Adam Brock: The white chocolate renaissance man with a culinary degree from Le Cordon Bleu, thinks that the black woman trapped inside of him this week is Aretha Franklin, so he chose to sing, “Think.”  The performance felt a little flat and Adam’s voice has never really held the same kind of promise as some of the others.  C

Colton Dixon:  Colton came out from behind his piano and delivered a rousing performance of Paramore’s, “Decode.”  Colton was smart enough to leave enough of the melody intact so millions of teenage girls will recognize that the song is from the soundtrack of “Twilight.”  C+

Jeremy Rosado:  If we were judging solely on virtue, Jeremy Rosado would deserve to go all the way.  His performance of Sara Bareilles’s, “Gravity,” was close to beautiful at moments.  B-

Aaron Marcellus:  Aaron failed to leave much of an impression during auditions so it would have been exciting to see what the judges saw in him.  Unfortunately, that’s not likely to happen after his old-fashioned, bland performance of The Jackson 5’s, “Never Can Say Goodbye.”  Sorry Aaron, but you might have to say goodbye, even if the judges did give you a standing ovation.  C

Chase Likens:  Chase sang, Hunter Hayes’s song, “Storm Warning.”  The judges made several remarks about how good-looking Chase is and that’s never a good sign on American Idol.  If the performance is strong enough, there’s no time or reason to discuss good looks. C

Eben Franckewitz:  If Adam Brock is white chocolate, then Eben is bubble gum lollipops.  Poor kid didn’t have the voice, maturity or soul to pull off Adele’s, “Setting Fire to the Rain.”  D

Heejun Han:  Oh the conflict!  To adore someone so much for their personality and then to be so unmoved by their performance is torture.  The judges thought that “Angels” was the wrong song choice, and since it was completely forgettable, it’s tough to disagree.  C-

Josh Ledet:  Josh sang Jennifer Hudson’s, “You Pull Me Through.”  Chances are there will be more than a few people who completely disagree with Josh’s score and placement on this list. After all, the judges gave Josh extremely high praise and a standing ovation, with Steven Tyler saying that the world has been waiting for a voice like his.  Despite the critical acclaim, on this list, Josh earns a perfectly respectable, “B-”

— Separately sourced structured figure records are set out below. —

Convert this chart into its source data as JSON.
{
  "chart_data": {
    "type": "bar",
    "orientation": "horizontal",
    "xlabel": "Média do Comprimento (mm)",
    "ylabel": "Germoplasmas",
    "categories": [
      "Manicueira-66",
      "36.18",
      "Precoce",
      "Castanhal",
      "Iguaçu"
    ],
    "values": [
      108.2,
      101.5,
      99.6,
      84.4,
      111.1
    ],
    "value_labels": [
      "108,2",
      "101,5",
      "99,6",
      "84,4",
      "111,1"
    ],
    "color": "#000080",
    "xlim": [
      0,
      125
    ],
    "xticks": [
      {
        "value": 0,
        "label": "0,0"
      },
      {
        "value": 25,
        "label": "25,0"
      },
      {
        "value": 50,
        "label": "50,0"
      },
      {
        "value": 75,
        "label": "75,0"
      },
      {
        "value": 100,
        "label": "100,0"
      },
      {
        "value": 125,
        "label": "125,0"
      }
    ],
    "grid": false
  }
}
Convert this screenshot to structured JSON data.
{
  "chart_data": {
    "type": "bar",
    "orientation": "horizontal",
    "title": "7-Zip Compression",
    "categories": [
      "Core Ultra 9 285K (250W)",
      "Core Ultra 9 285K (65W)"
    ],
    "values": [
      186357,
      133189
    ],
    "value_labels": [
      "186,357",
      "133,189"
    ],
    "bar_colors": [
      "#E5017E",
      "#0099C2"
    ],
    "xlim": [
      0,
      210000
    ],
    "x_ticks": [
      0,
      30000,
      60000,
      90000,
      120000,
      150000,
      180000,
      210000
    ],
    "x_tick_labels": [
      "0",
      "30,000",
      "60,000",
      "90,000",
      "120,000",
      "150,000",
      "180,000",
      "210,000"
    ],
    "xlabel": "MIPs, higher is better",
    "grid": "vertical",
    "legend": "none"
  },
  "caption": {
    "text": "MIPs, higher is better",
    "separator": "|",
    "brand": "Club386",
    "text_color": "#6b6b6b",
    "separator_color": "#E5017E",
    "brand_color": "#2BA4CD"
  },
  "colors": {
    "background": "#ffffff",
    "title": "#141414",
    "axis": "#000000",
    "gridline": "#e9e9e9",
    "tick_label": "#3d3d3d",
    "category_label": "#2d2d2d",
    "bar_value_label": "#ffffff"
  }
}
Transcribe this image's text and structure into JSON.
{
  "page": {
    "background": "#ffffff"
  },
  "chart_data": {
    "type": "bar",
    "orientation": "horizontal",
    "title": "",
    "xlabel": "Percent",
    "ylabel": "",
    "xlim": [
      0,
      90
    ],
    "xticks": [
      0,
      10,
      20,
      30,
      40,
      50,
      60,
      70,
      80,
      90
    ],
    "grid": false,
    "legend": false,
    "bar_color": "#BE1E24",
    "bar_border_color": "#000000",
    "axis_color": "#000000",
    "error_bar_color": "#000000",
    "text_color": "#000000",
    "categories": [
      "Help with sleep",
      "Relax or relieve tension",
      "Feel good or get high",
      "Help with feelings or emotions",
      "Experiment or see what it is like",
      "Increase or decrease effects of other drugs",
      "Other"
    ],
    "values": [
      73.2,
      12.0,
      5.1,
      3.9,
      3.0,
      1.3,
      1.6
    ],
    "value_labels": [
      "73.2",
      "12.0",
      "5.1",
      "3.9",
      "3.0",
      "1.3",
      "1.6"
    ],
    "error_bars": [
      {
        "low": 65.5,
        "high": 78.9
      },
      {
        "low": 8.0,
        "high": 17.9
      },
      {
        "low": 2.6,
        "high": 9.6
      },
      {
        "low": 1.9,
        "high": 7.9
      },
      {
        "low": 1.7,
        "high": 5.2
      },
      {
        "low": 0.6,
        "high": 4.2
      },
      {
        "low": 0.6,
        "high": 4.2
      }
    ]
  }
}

Deandre Brackensick:  Deandre chose Earth, Wind and Fire’s, “Reasons.”  Hmmm, is there a reason he chose this song?  Is there a reason why the judges raved about how good he was when he clearly was one of the worst of the night? D

Jermaine Jones:  Randy said they brought Jermaine back because they never had someone on the show with such a deep voice before.  He must mean aside from last year’s winner, Scotty McCreery.  Jermaine predictably chose a Luther Vandross song.  Jermaine’s endearing and all, but hardly worthy of a dramatic comeback.  C

The girls take the stage on Wednesday and then, come Thursday, America’s vote narrows the field down to 13, counting the judges choices.